Расселись подле самовара, зашумели, зашутили. Было тепло и весело.
— Вот ведь что иногда случается, — начал Максимов, хитро улыбнувшись. — Однажды на выставке, к вечеру, когда все устали от развески, забрел я в курилку. Там никого не было. И я очень обрадовался, скажу я вам, когда увидел самовар на столе еще теплый. Среди стаканов с остатками недопитого чая, с брошенными в них окурками папирос нашел стакан почище, ополоснул его, налил чайку и, вылив полстакана в большое блюдце, поднес его за краешки двумя руками к жаждущему рту. Ну, думаю, пока никого нет, хоть чайку напьюсь. Тяну чай губами, голову наклонил низко, глаза закидываю к небу — посматриваю на дверь. Слышу стук… Молчу. Вижу, дверь тихонько открывается, и через нее осторожно входит высокий стройный офицер. Увидя меня, скорее мою шапку кудрей, так как я все еще продолжал тянуть свою соску, он остановился и внимательно стал всматриваться, затем спокойно подошел и спросил, где находится заведующий. Я, не отрываясь от чаепития, сказал, что, мол, все разбрелись кто куда, заведующий шатается где-нибудь, ведь его рвут на части. Вы присядьте, говорю, подождите немного, а чтоб не скучно было — чайком побалуйтесь.

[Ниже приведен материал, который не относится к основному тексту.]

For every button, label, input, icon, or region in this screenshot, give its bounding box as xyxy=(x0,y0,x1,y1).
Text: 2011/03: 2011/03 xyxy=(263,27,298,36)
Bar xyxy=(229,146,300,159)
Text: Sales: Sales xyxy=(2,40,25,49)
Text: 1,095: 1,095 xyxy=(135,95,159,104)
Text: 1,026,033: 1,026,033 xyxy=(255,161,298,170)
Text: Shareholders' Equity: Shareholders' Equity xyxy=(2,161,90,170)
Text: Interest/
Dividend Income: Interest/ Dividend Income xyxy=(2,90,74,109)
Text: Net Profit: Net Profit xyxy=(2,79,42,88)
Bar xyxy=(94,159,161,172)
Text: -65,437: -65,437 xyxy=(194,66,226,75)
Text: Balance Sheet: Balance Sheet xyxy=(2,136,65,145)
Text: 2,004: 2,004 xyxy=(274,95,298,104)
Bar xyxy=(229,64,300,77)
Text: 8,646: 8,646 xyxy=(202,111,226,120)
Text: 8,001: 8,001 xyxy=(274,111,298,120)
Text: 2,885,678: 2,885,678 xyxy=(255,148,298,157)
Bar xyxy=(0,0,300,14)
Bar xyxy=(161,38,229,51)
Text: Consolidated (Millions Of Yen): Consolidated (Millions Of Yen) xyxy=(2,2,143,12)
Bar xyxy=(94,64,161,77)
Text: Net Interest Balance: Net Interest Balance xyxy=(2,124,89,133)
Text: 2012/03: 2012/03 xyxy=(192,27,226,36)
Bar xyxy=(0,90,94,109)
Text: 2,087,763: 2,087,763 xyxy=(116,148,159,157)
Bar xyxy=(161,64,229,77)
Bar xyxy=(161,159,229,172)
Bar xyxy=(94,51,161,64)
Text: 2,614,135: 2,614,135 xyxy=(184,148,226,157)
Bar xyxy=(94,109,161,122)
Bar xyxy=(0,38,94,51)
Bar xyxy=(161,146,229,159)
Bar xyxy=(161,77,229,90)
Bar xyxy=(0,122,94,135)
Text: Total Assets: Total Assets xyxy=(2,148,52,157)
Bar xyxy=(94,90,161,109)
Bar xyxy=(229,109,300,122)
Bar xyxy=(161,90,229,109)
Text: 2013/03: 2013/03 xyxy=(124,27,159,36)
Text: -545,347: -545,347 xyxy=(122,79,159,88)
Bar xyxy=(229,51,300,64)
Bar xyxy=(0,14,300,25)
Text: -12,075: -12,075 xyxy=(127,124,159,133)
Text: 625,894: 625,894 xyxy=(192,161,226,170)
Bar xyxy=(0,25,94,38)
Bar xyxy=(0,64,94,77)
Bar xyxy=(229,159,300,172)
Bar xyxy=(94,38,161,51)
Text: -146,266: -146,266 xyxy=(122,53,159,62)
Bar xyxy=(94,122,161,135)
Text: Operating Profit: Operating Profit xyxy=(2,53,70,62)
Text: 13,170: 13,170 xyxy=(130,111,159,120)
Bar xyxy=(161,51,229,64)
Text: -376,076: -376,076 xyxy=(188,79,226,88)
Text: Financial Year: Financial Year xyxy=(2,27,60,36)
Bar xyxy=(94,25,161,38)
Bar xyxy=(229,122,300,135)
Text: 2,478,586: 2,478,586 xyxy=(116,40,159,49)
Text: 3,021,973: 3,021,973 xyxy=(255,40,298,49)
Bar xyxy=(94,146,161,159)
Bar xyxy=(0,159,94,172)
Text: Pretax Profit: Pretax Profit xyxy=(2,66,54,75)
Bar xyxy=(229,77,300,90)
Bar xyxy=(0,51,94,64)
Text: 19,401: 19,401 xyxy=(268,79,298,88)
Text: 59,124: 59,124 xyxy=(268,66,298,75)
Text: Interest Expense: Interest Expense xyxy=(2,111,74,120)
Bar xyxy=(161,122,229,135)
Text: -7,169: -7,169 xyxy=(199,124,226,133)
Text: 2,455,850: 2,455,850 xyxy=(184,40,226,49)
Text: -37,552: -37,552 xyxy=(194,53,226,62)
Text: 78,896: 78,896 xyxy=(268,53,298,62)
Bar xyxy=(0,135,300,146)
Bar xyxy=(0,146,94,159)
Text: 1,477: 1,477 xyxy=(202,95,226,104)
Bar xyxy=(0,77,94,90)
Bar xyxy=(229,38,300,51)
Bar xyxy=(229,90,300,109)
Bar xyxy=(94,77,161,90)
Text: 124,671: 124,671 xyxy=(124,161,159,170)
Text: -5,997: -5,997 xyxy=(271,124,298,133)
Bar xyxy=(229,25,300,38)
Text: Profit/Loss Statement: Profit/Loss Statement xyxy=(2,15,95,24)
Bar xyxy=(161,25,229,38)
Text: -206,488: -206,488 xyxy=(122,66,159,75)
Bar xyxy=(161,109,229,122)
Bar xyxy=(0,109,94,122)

Я опять разыскал стакан почище, вылил из него помои, тщательно ополоснул под краном, потянулся было за полотенцем, но увидя, что оно мокрехонько, — махнул рукой, налил покрепче чайку, положил внакладку три куска сахару и поставил стакан на краешке стола перед офицером. Возьмите, говорю, присаживайтесь. Офицер конфузливо улыбался, внимательно следя за мной, однако стул взял, подсел к столу, снял с правой руки перчатку, большой выхоленной рукой поднес стакан к губам и чуть-чуть пригубил. На его безымянном пальце я заметил какой-то замечательный перстень.